The following article appeared in Broadcasting's September 1, 1969 issue.
There's little left to say beyond that article. KKOG-TV ceased operations at about 11:10pm on September 13, 1969 following a 10:30pm newscast in which every person who had ever anchored the news there (excepting those who refused to come back for the last night) read one story each, followed by a brief on-camera speech by Julian Myers thanking those who had watched, advertised, or otherwise supported the station.
True to form, he refused to say anything negative about those who had chosen to leave, those who pressured the station for money it didn't have, or local businesses who essentially slammed their collective doors in his face when he approached them to buy air time.
At left, Broadcasting's report of KKOG-TV going dark. In his column the day afterward, Bob Holt, who admitted that the last hour of broadcasting “represented the only sustained viewing that [he] ever did of channel 16” due to poor reception in the area where he lived, complimented the Galligan Family, the many volunteers who discussed their experiences at the station (pre-empting what would have been the last “Sex And You” program) and Myers himself, who he confessed “a sneaking admiration for” in giving up a successful public relations career to launch a new venture because he had a dream. It was a dream that cost Julian Myers the $350,000 he had in savings when he started pursuing it in 1964, as well as his marriage and quite literally everything he had owned.

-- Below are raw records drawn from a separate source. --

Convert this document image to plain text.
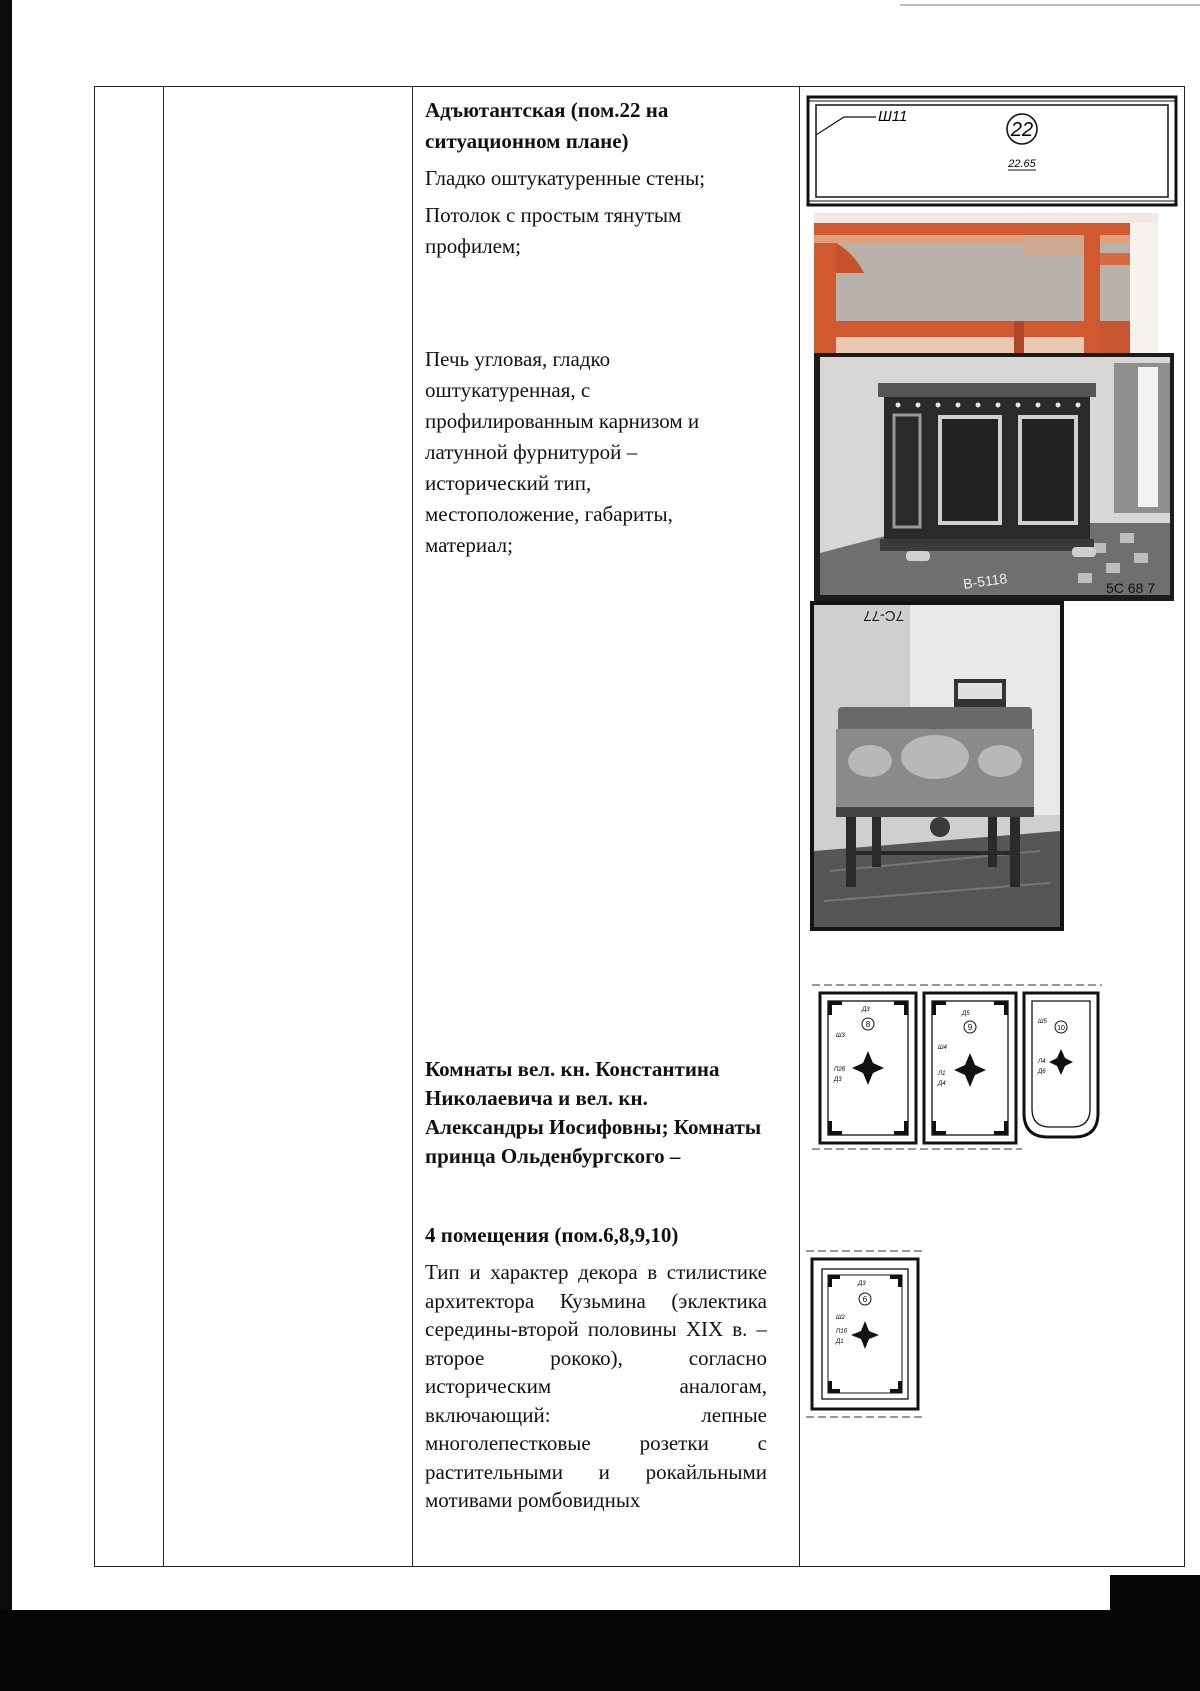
Адъютантская (пом.22 на ситуационном плане)

Гладко оштукатуренные стены;

Потолок с простым тянутым профилем;

Печь угловая, гладко оштукатуренная, с профилированным карнизом и латунной фурнитурой – исторический тип, местоположение, габариты, материал;

Комнаты вел. кн. Константина Николаевича и вел. кн. Александры Иосифовны; Комнаты принца Ольденбургского –

4 помещения (пом.6,8,9,10)

Тип и характер декора в стилистике архитектора Кузьмина (эклектика середины-второй половины XIX в. – второе рококо), согласно историческим аналогам, включающий: лепные многолепестковые розетки с растительными и рокайльными мотивами ромбовидных

Ш11
22
22.65
В-5118	5С 68 7
7С-77
8
Д3
Ш3
П2б
Д3
9
Д5
Ш4
Л1
Д4
10
Ш5
Л4
Д6
6
Д3
Ш2
П1б
Д1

Channel 16 never returned to the air under Myers or any other owner. In 1985, after a construction permit issued to Sears' "Neighborhood TV" (an aborted attempt to cash in on the new low-power television service by creating a network of LPTV stations) the preceding year was surrendered, channel 16 was reassigned to land mobile use by the Los Angeles County Sheriff's Department, precluding its subsequent use for television broadcasting. The table of allocations was amended to substitute channel 41, but technical issues forced a second amendment specifying channel 57 instead. KSTV began operations on that channel in October, 1990.
The end of Bob Holt's column of September 14, 1969 seems a fitting end to the KKOG story:
Many of us, if we have a dream, lack the courage to tackle it. Or, saddest of all, millions have no dream at all, which is another way of being dead. Not physically dead, but spiritually.
But it can be said of Julian Myers that he followed his dream, and he gambled his all on it, and he lost.
There is something else to be said for Julian Myers -- his unfailing good manners. Even when his enterprises were falling in ruins around him, his courtesy did not desert him. As one of his volunteers put it on the air: “He is unendingly concerned about others.”
He tilted his windmills, and went down, but he will not altogether be forgotten.
This website is dedicated to the late Julian Myers, who passed away December 21, 2013 at age 95. Among all the industry obituaries, only The Hollywood Reporter's mentioned KKOG-TV.